Het terrein is braakliggend / in gebruik als plantsoen. In de grond zijn maximaal licht verhoogde gehalten vastgesteld aan kwik, zink en PCB's. In het grondwater zijn licht verhoogde gehalten met barium en minerale olie aanwezig. De concentratie arseen in het grondwater overschrijdt de interventiewaarde. De grond rondom de grondwaterstand bevat geen arseen, waardoor gesteld kan worden dat de verhoogde concentratie in het grondwater niet het gevolg is van menselijk handelen maar van natuurlijke oorsprong is. Aanvullend onderzoek is daardoor niet nodig.
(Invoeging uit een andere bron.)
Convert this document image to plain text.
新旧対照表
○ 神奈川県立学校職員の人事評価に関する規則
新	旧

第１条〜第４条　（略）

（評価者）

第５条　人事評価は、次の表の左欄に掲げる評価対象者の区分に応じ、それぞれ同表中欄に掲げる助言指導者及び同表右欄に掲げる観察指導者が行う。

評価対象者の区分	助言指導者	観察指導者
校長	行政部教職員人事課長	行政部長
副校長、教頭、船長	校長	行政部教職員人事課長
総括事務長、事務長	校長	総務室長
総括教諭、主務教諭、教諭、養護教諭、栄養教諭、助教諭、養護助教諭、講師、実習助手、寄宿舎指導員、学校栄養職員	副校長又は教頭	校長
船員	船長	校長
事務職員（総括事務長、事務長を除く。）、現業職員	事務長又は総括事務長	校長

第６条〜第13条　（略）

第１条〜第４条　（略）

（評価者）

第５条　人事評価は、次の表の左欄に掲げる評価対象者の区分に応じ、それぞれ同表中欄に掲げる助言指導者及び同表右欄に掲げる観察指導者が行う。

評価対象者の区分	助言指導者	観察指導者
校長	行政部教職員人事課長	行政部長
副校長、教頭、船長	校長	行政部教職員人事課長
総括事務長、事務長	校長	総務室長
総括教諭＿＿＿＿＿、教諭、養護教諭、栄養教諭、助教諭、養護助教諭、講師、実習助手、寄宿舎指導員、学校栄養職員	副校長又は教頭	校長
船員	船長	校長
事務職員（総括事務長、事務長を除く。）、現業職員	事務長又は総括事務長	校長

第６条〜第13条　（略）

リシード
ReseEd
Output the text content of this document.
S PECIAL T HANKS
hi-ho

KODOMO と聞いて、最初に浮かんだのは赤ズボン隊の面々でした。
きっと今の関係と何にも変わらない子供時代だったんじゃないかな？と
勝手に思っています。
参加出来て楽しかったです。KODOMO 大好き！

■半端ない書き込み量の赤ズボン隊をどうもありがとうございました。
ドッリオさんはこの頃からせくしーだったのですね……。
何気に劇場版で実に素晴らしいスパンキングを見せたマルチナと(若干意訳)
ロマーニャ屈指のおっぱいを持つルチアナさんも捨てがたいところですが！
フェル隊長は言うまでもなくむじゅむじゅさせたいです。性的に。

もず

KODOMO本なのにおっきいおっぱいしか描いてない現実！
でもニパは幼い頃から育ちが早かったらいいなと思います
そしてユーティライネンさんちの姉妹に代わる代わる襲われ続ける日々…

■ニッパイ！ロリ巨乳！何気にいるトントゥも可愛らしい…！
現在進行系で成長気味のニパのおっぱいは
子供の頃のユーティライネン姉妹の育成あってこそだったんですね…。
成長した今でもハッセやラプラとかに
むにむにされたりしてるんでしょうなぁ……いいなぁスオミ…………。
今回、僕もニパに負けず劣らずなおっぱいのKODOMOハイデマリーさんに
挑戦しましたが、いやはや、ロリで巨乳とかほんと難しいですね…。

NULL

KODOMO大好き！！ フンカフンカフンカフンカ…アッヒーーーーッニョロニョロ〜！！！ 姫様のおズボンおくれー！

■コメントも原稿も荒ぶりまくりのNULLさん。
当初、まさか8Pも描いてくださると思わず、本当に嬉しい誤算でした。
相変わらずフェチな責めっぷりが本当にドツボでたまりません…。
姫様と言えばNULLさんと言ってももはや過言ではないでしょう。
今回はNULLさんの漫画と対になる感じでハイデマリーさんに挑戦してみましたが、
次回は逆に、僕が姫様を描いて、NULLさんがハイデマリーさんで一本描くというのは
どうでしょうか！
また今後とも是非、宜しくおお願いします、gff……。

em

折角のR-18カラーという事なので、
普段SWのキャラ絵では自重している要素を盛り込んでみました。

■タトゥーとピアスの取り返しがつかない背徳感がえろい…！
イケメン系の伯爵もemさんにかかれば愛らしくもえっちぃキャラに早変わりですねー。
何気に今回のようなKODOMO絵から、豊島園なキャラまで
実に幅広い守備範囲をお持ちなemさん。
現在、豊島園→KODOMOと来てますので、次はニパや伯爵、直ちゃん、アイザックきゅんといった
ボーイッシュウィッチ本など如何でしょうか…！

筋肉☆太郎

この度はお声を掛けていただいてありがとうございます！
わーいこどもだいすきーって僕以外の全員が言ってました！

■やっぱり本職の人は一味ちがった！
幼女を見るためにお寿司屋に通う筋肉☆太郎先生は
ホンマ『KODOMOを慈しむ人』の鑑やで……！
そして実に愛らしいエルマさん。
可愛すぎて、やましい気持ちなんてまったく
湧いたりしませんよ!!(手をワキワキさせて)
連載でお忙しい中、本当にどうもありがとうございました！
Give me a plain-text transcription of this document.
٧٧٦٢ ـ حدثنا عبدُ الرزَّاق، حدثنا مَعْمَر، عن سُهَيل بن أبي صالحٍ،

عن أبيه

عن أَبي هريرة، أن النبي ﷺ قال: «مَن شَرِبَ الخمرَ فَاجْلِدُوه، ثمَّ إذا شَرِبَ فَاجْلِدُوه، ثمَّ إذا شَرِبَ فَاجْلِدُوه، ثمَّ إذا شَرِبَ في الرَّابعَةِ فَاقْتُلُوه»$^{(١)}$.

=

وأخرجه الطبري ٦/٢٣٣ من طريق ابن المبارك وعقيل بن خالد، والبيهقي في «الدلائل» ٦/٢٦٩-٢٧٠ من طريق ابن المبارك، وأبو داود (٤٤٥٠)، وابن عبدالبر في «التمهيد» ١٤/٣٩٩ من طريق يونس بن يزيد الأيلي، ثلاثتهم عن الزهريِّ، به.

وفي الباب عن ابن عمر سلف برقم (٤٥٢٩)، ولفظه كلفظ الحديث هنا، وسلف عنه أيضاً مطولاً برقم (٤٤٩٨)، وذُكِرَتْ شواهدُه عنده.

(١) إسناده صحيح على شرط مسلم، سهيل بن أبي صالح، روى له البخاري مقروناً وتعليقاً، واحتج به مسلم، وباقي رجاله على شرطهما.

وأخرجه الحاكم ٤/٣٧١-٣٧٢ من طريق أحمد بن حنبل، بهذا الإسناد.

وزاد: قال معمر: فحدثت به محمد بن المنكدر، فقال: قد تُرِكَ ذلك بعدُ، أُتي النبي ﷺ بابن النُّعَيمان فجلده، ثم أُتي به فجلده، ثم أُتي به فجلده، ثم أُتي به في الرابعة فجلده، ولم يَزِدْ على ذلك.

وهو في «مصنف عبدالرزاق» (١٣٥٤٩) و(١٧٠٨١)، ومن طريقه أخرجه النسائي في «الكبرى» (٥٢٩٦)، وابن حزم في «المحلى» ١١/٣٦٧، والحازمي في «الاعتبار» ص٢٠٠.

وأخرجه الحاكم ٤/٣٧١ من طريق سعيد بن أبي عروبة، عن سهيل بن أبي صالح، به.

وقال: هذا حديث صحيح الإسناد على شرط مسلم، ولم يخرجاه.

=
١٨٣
In het mengmonster van de bovengrond (tot 0,5 m-mv) is geen asbest aangetoond.

Zones en kwaliteit

Het plangebied bevindt zich in de volgende bodemkwaliteitszone:

  • 11. Wonen vanaf 1960.

De kwaliteit van de grond die mag worden toegepast (toepassingseis) betreft voor de bovengrond de klasse Wonen. Vanaf 0,5 m-mv mag alleen grond met kwaliteitsklasse Achtergrondwaarde worden toegepast. Indien er grond wordt toegepast moet voldaan worden aan de hiervoor geldende regelgeving (o.a. Besluit bodemkwaliteit, Nota duurzaam bodembeheer gemeente Delft 2018, regelgeving m.b.t. PFAS).

4.9.3 Conclusie

De bodem binnen de contouren van het plangebied is over het algemeen licht verontreinigd. Er is geen asbest aangetoond in de bovengrond (verdachte zone). PFAS-concentraties liggen onder de normen van het Tijdelijk Handelingskader. De locatie is in voldoende mate onderzocht. De bodemkwaliteit in het plangebied is geschikt voor de beoogde bestemming (wonen).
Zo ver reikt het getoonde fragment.